Eine Erstklässlerin meldet sich im Klassenzimmer im Rahmen der Einschulungsfeier in einer Grundschule. | Bildquelle: dpa

Corona-Krise in Deutschland Viele Kinder ohne Untersuchung eingeschult

Stand: 19.08.2020 14:12 Uhr

Eigentlich ist die Untersuchung vor der Einschulung Pflicht. Doch wegen Überlastung der Gesundheitsämter fiel sie für Zehntausende Kinder aus. Für Lehrerinnen und Lehrer ist das eine weitere Belastung.

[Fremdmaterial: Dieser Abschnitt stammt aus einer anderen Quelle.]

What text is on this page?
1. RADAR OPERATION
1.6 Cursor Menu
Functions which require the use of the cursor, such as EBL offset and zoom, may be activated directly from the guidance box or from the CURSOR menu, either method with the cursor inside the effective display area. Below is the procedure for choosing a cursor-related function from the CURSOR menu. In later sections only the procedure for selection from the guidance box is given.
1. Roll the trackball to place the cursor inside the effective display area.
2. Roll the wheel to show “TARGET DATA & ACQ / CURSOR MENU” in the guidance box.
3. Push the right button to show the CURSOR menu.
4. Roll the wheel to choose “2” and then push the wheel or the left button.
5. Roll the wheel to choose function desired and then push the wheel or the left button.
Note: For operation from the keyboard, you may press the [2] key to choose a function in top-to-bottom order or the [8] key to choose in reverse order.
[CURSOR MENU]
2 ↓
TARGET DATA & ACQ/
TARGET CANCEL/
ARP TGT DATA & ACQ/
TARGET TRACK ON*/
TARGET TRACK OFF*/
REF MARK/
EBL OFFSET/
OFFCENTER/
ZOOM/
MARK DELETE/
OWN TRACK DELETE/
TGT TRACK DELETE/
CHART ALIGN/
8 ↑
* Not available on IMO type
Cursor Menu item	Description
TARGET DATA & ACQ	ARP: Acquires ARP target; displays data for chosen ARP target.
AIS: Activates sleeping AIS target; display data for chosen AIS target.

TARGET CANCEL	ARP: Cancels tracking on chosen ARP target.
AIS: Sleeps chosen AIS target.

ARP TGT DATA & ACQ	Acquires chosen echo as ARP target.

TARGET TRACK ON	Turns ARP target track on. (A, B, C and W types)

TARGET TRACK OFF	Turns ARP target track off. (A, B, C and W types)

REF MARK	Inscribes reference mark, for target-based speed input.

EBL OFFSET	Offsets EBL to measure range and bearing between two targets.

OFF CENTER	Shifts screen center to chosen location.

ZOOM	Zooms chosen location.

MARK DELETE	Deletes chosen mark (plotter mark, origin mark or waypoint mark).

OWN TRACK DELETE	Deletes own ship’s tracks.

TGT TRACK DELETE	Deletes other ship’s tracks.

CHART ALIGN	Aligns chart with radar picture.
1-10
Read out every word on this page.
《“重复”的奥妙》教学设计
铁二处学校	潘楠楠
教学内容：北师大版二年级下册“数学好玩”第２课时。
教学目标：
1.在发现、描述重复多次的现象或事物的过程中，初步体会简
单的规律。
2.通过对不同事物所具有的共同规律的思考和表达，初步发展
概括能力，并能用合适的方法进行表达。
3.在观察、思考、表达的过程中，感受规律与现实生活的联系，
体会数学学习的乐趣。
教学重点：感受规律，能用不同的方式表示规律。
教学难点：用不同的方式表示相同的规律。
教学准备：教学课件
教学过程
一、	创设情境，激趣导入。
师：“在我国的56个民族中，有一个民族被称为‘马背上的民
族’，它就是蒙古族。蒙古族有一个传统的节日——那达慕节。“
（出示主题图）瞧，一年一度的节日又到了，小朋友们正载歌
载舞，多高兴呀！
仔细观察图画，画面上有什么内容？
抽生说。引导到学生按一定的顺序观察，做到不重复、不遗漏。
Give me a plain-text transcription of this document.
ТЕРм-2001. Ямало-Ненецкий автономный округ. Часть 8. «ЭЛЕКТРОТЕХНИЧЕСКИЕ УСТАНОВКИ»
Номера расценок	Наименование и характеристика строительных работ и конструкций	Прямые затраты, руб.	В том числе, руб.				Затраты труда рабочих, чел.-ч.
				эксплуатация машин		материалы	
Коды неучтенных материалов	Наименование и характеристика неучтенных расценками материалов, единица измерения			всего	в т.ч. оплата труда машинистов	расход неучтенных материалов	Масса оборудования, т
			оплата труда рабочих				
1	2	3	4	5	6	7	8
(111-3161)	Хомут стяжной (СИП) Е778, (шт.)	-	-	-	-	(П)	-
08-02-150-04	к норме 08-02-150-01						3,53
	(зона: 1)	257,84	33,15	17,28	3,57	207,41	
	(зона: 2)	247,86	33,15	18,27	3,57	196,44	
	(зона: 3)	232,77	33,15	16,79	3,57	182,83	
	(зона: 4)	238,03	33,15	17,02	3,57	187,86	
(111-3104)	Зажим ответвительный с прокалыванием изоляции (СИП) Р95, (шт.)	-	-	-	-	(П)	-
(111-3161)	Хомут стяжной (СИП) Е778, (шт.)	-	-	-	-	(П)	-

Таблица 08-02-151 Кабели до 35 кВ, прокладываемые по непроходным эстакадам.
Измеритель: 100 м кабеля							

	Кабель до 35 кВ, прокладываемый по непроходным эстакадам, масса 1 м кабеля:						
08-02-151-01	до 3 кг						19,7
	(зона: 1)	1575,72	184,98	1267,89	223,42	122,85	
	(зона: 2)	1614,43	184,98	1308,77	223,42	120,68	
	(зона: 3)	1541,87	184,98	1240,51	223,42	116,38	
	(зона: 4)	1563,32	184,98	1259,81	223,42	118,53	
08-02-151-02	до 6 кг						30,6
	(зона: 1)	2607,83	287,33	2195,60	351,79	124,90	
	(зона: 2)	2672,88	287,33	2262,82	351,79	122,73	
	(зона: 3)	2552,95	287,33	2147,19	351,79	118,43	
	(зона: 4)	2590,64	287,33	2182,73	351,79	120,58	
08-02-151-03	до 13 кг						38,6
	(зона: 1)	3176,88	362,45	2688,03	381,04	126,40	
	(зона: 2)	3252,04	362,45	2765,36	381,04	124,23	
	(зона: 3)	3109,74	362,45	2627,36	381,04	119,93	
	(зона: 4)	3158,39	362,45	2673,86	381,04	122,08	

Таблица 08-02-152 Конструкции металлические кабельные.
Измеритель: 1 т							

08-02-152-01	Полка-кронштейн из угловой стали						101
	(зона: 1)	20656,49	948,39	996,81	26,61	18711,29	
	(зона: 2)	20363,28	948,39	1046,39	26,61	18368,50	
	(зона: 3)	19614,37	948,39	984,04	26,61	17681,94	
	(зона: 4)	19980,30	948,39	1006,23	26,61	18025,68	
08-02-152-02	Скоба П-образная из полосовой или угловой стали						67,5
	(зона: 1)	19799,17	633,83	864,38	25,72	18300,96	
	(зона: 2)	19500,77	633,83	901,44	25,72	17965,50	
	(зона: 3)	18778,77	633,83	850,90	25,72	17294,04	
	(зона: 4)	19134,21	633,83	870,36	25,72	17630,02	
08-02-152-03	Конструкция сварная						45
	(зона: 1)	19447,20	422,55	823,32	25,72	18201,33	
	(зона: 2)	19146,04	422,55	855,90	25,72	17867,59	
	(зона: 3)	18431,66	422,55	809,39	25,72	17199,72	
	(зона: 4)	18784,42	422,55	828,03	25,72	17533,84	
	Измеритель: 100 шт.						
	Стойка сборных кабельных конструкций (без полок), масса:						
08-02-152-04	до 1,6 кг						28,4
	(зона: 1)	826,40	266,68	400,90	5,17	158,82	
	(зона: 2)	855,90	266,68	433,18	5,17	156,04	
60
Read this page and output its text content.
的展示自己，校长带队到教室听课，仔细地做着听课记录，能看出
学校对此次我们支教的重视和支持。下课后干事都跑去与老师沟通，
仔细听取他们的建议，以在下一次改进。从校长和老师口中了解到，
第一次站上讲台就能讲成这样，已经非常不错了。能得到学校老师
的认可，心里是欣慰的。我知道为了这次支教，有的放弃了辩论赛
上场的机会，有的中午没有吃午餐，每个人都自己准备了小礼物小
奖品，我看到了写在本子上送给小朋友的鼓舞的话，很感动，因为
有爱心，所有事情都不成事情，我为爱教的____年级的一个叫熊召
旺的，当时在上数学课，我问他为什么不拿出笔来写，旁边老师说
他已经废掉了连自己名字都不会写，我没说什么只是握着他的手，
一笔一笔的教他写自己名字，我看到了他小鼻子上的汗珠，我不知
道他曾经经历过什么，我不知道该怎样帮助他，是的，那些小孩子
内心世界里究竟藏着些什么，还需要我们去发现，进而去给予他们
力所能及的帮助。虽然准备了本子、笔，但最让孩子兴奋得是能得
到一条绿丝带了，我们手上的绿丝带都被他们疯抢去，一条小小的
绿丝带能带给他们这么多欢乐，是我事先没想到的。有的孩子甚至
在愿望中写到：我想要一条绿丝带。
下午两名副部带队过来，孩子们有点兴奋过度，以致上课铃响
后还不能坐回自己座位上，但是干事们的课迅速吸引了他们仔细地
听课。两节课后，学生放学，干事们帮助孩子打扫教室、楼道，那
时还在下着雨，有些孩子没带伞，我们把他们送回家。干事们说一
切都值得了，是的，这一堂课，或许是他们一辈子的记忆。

Wegen der Corona-Pandemie sind in diesem Jahr viele Erstklässler ohne die eigentlich obligatorische Untersuchung eingeschult worden. Grund ist die Überlastung der Gesundheitsämter. "Die meisten haben es nicht geschafft, die Schuleingangsuntersuchungen durchzuführen", sagte Ute Teichert, Vorsitzende des Bundesverbandes der Ärztinnen und Ärzte im öffentlichen Gesundheitsdienst, im Interview mit RTL und ntv.

"Die können auch immer nur eine Sache machen und nicht gleichzeitig, und das ist das Problem", sagte Teichert. Nur in ganz wenigen Bundesländern hätten die Gesundheitsämter versucht, die Untersuchungen nach der Lockerung der Corona-Beschränkungen nachzuholen.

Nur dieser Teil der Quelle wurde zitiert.